If you read How to Survive Summer in Phoenix as a Mom, you know that learning to make Homemade Mexican Popsicles was on my list of things to do this year. After two attempts, I have honed in on a recipe that my family loves! It has also turned into a fun activity that my little one can get involved in.
What you will need to make Homemade Mexican Popsicles:
- 1.5 cups Almond Milk (I used vanilla unsweetened, but you van use any milk you want)
- ¾ cups mashed fruit of choice
- 1 tsp Vanilla (I used Vanilla Bean Paste, but regular extract is just fine)
- 3 Dates (soaked in hot water)
- 1+ tsp Cinnamon (optional)
- Popsicle molds
- Soak your dates, without the pits, in a small bowl of hot water for about 10 minutes, then drain. This will just help soften them, and make them easier to blend.
- Mash or blend whatever fruit you are using. We used two bananas, minus whatever my two-year-old ate.
- Add all of your ingredients into your blender or bullet blender.
- Blend until smooth and pour into your molds.

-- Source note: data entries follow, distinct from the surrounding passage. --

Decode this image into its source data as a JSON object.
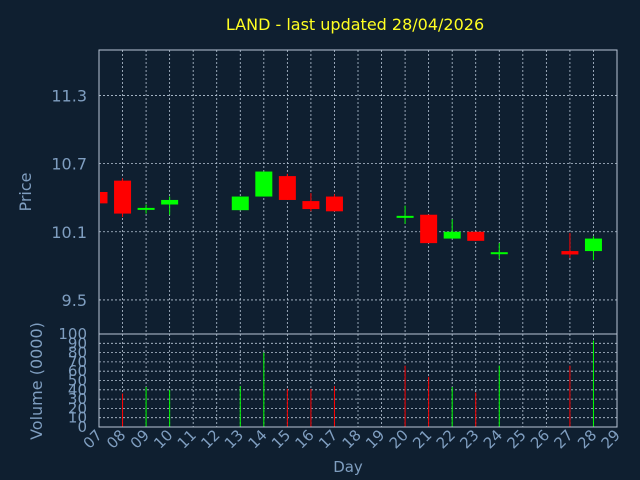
{
  "chart_data": {
    "type": "candlestick",
    "title": "LAND - last updated 28/04/2026",
    "xlabel": "Day",
    "ylabel": "Price",
    "volume_label": "Volume (0000)",
    "x_ticks": [
      "07",
      "08",
      "09",
      "10",
      "11",
      "12",
      "13",
      "14",
      "15",
      "16",
      "17",
      "18",
      "19",
      "20",
      "21",
      "22",
      "23",
      "24",
      "25",
      "26",
      "27",
      "28",
      "29"
    ],
    "y_ticks": [
      "9.5",
      "10.1",
      "10.7",
      "11.3"
    ],
    "volume_ticks": [
      "0",
      "10",
      "20",
      "30",
      "40",
      "50",
      "60",
      "70",
      "80",
      "90",
      "100"
    ],
    "price_ylim": [
      9.2,
      11.7
    ],
    "volume_ylim": [
      0,
      100
    ],
    "grid": true,
    "colors": {
      "up": "#00ff00",
      "down": "#ff0000",
      "title": "#ffff22",
      "axis": "#7f9ec0",
      "background": "#0f1f30"
    },
    "candles": [
      {
        "day": "07",
        "open": 10.45,
        "high": 10.45,
        "low": 10.35,
        "close": 10.35
      },
      {
        "day": "08",
        "open": 10.55,
        "high": 10.57,
        "low": 10.23,
        "close": 10.26
      },
      {
        "day": "09",
        "open": 10.3,
        "high": 10.34,
        "low": 10.26,
        "close": 10.31
      },
      {
        "day": "10",
        "open": 10.34,
        "high": 10.41,
        "low": 10.25,
        "close": 10.38
      },
      {
        "day": "13",
        "open": 10.29,
        "high": 10.41,
        "low": 10.29,
        "close": 10.41
      },
      {
        "day": "14",
        "open": 10.41,
        "high": 10.63,
        "low": 10.41,
        "close": 10.63
      },
      {
        "day": "15",
        "open": 10.59,
        "high": 10.61,
        "low": 10.38,
        "close": 10.38
      },
      {
        "day": "16",
        "open": 10.37,
        "high": 10.44,
        "low": 10.28,
        "close": 10.3
      },
      {
        "day": "17",
        "open": 10.41,
        "high": 10.43,
        "low": 10.28,
        "close": 10.28
      },
      {
        "day": "20",
        "open": 10.24,
        "high": 10.33,
        "low": 10.17,
        "close": 10.24
      },
      {
        "day": "21",
        "open": 10.25,
        "high": 10.25,
        "low": 10.0,
        "close": 10.0
      },
      {
        "day": "22",
        "open": 10.04,
        "high": 10.21,
        "low": 10.04,
        "close": 10.1
      },
      {
        "day": "23",
        "open": 10.1,
        "high": 10.1,
        "low": 10.02,
        "close": 10.02
      },
      {
        "day": "24",
        "open": 9.92,
        "high": 10.0,
        "low": 9.86,
        "close": 9.92
      },
      {
        "day": "27",
        "open": 9.93,
        "high": 10.09,
        "low": 9.87,
        "close": 9.9
      },
      {
        "day": "28",
        "open": 9.93,
        "high": 10.06,
        "low": 9.85,
        "close": 10.04
      }
    ],
    "volume": [
      {
        "day": "08",
        "value": 36,
        "color": "down"
      },
      {
        "day": "09",
        "value": 43,
        "color": "up"
      },
      {
        "day": "10",
        "value": 40,
        "color": "up"
      },
      {
        "day": "13",
        "value": 44,
        "color": "up"
      },
      {
        "day": "14",
        "value": 80,
        "color": "up"
      },
      {
        "day": "15",
        "value": 41,
        "color": "down"
      },
      {
        "day": "16",
        "value": 41,
        "color": "down"
      },
      {
        "day": "17",
        "value": 44,
        "color": "down"
      },
      {
        "day": "20",
        "value": 66,
        "color": "down"
      },
      {
        "day": "21",
        "value": 54,
        "color": "down"
      },
      {
        "day": "22",
        "value": 43,
        "color": "up"
      },
      {
        "day": "23",
        "value": 37,
        "color": "down"
      },
      {
        "day": "24",
        "value": 66,
        "color": "up"
      },
      {
        "day": "27",
        "value": 66,
        "color": "down"
      },
      {
        "day": "28",
        "value": 93,
        "color": "up"
      }
    ]
  }
}
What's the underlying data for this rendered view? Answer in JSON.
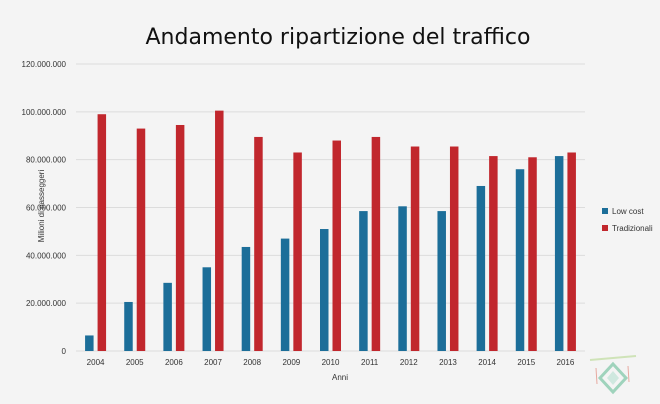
{
  "chart_data": {
    "type": "bar",
    "title": "Andamento ripartizione del traffico",
    "xlabel": "Anni",
    "ylabel": "Milioni di passeggeri",
    "categories": [
      "2004",
      "2005",
      "2006",
      "2007",
      "2008",
      "2009",
      "2010",
      "2011",
      "2012",
      "2013",
      "2014",
      "2015",
      "2016"
    ],
    "series": [
      {
        "name": "Low cost",
        "color": "#1c6e99",
        "values": [
          6500000,
          20500000,
          28500000,
          35000000,
          43500000,
          47000000,
          51000000,
          58500000,
          60500000,
          58500000,
          69000000,
          76000000,
          81500000
        ]
      },
      {
        "name": "Tradizionali",
        "color": "#c1272d",
        "values": [
          99000000,
          93000000,
          94500000,
          100500000,
          89500000,
          83000000,
          88000000,
          89500000,
          85500000,
          85500000,
          81500000,
          81000000,
          83000000
        ]
      }
    ],
    "ylim": [
      0,
      120000000
    ],
    "yticks": [
      "0",
      "20.000.000",
      "40.000.000",
      "60.000.000",
      "80.000.000",
      "100.000.000",
      "120.000.000"
    ],
    "grid": true,
    "legend_position": "right"
  }
}
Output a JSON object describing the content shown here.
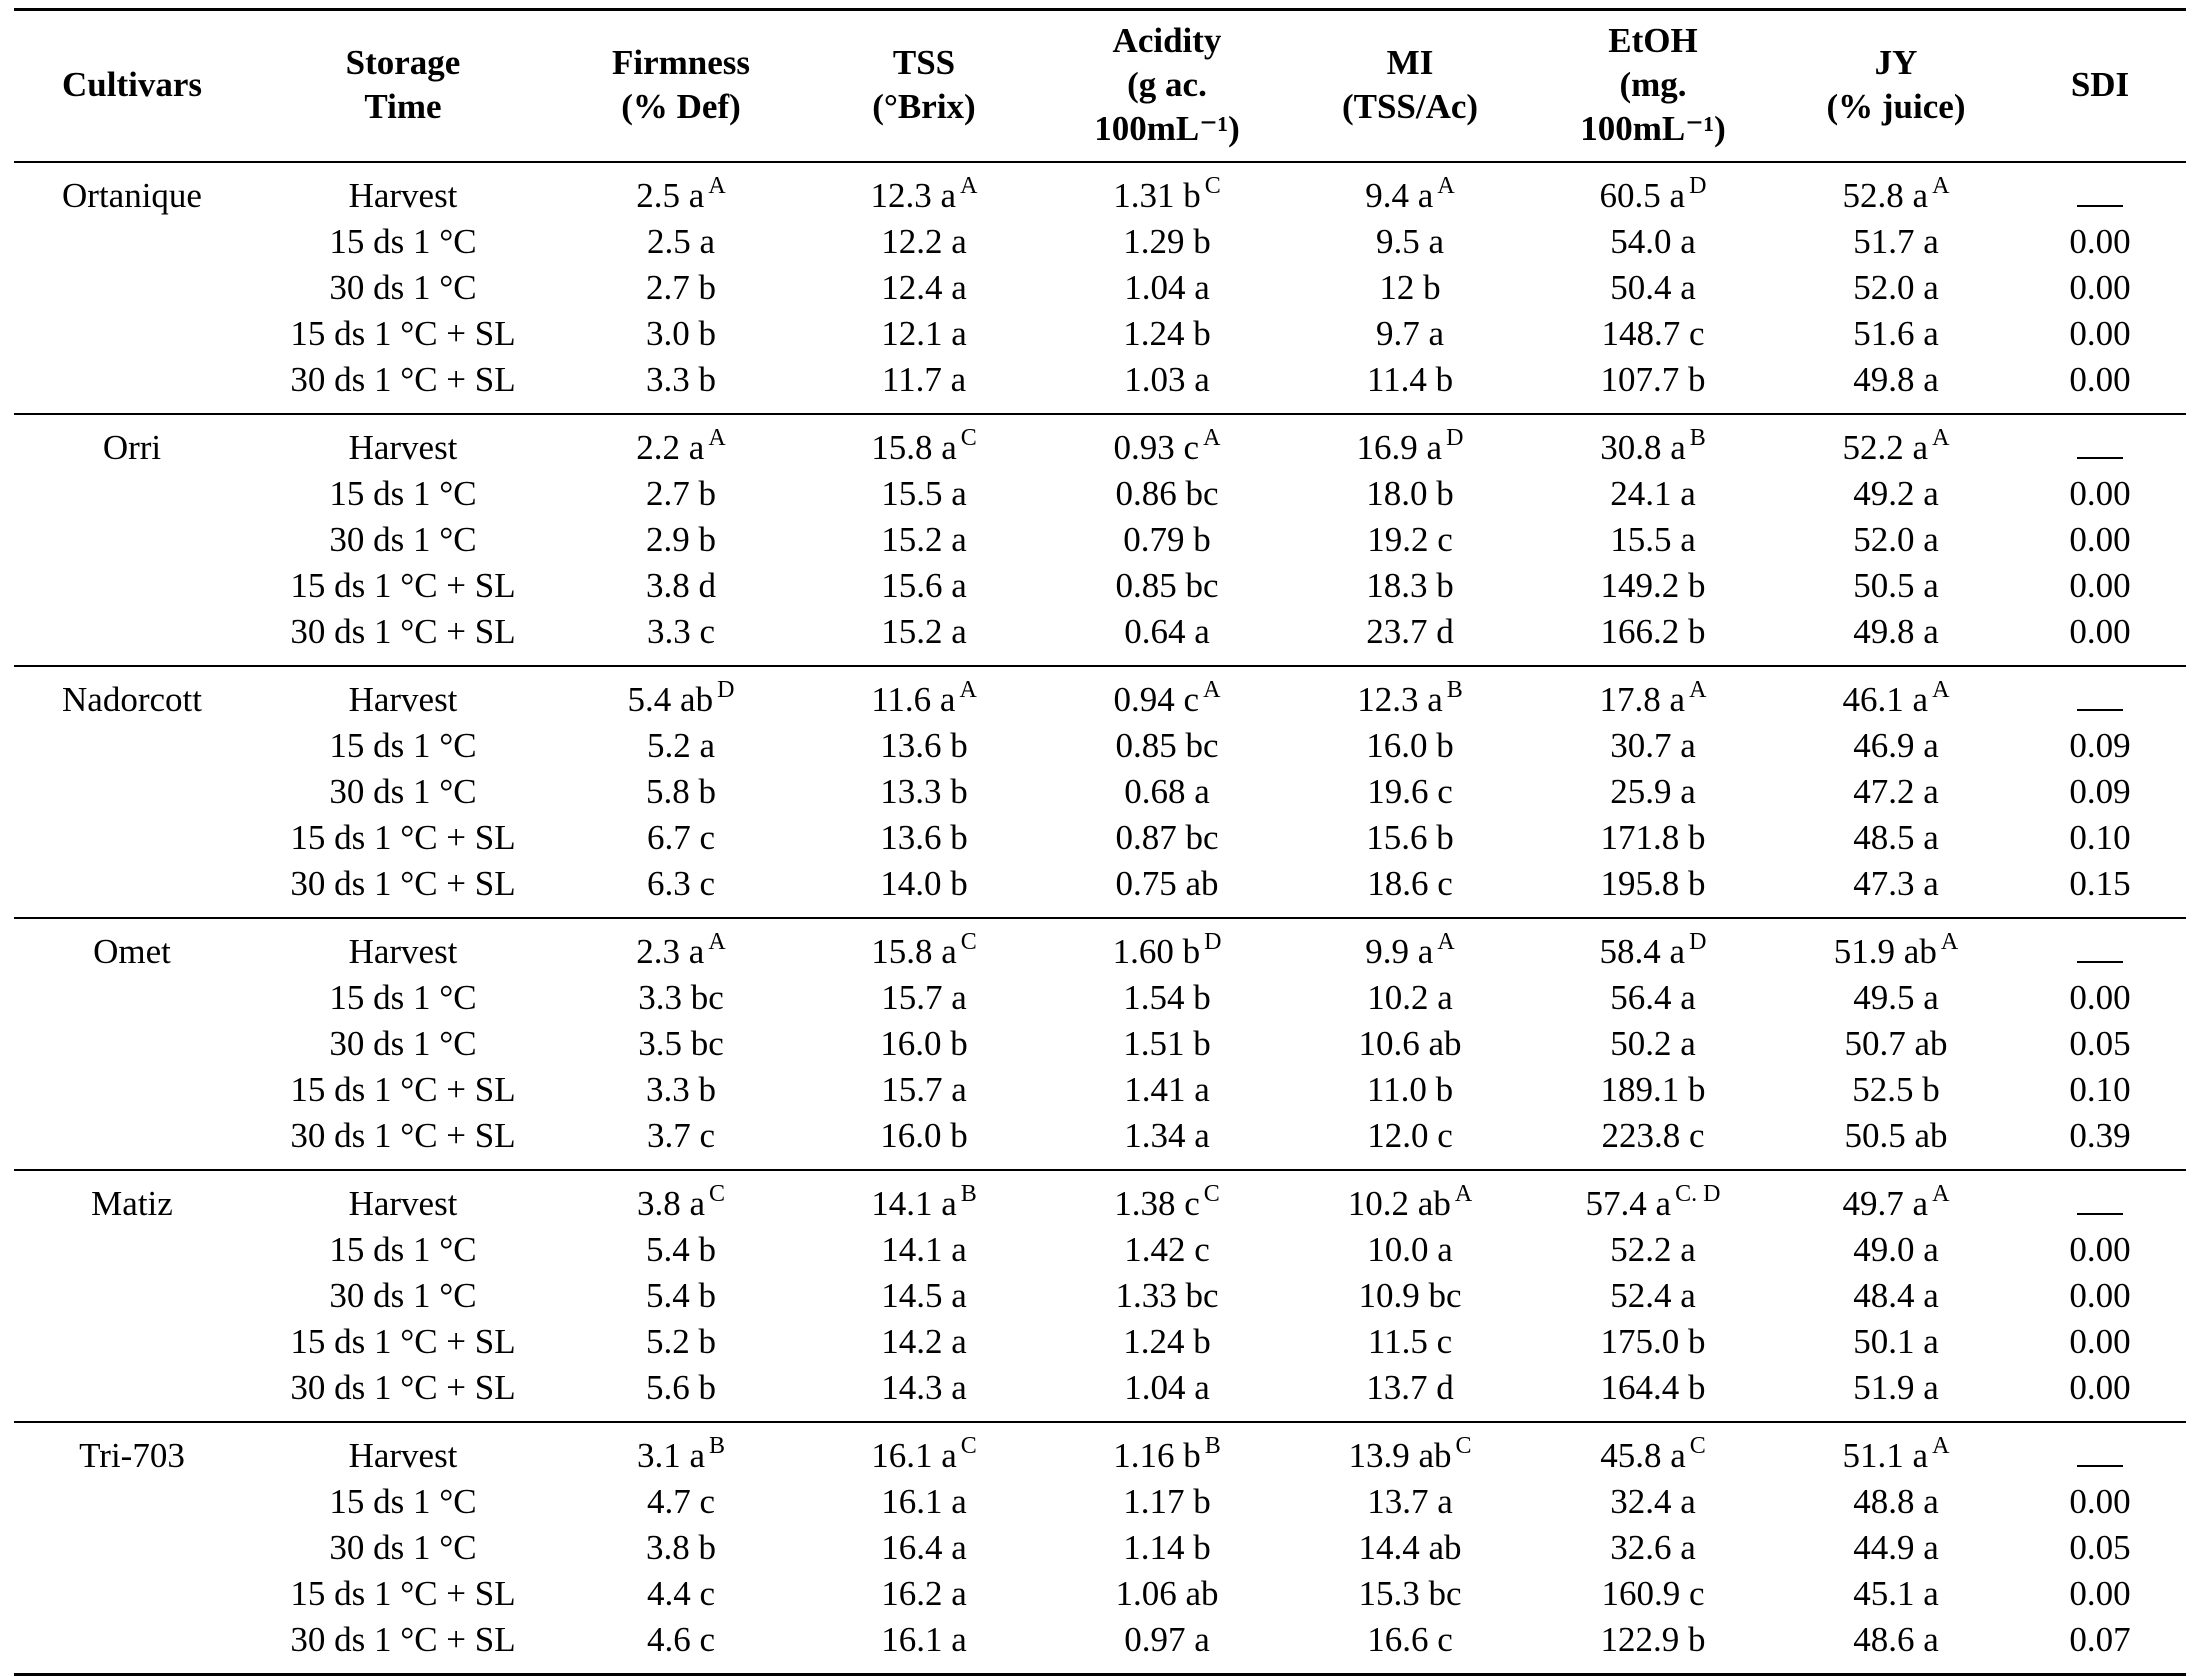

- Freeze for a minimum of 3-4 hours.
It’s really that easy! We did end up having enough mix for 8 popsicles, I put the extra in the fridge and refilled as the molds became available. You can customize these to suit your family and easily control the ingredients. These make an easy and healthy snack or after dinner treat for those hot summer days.
More flavor ideas!
- Coconut Milk and Lime
- Mango and Chili (Trader Joe’s has an awesome spice blend for this!)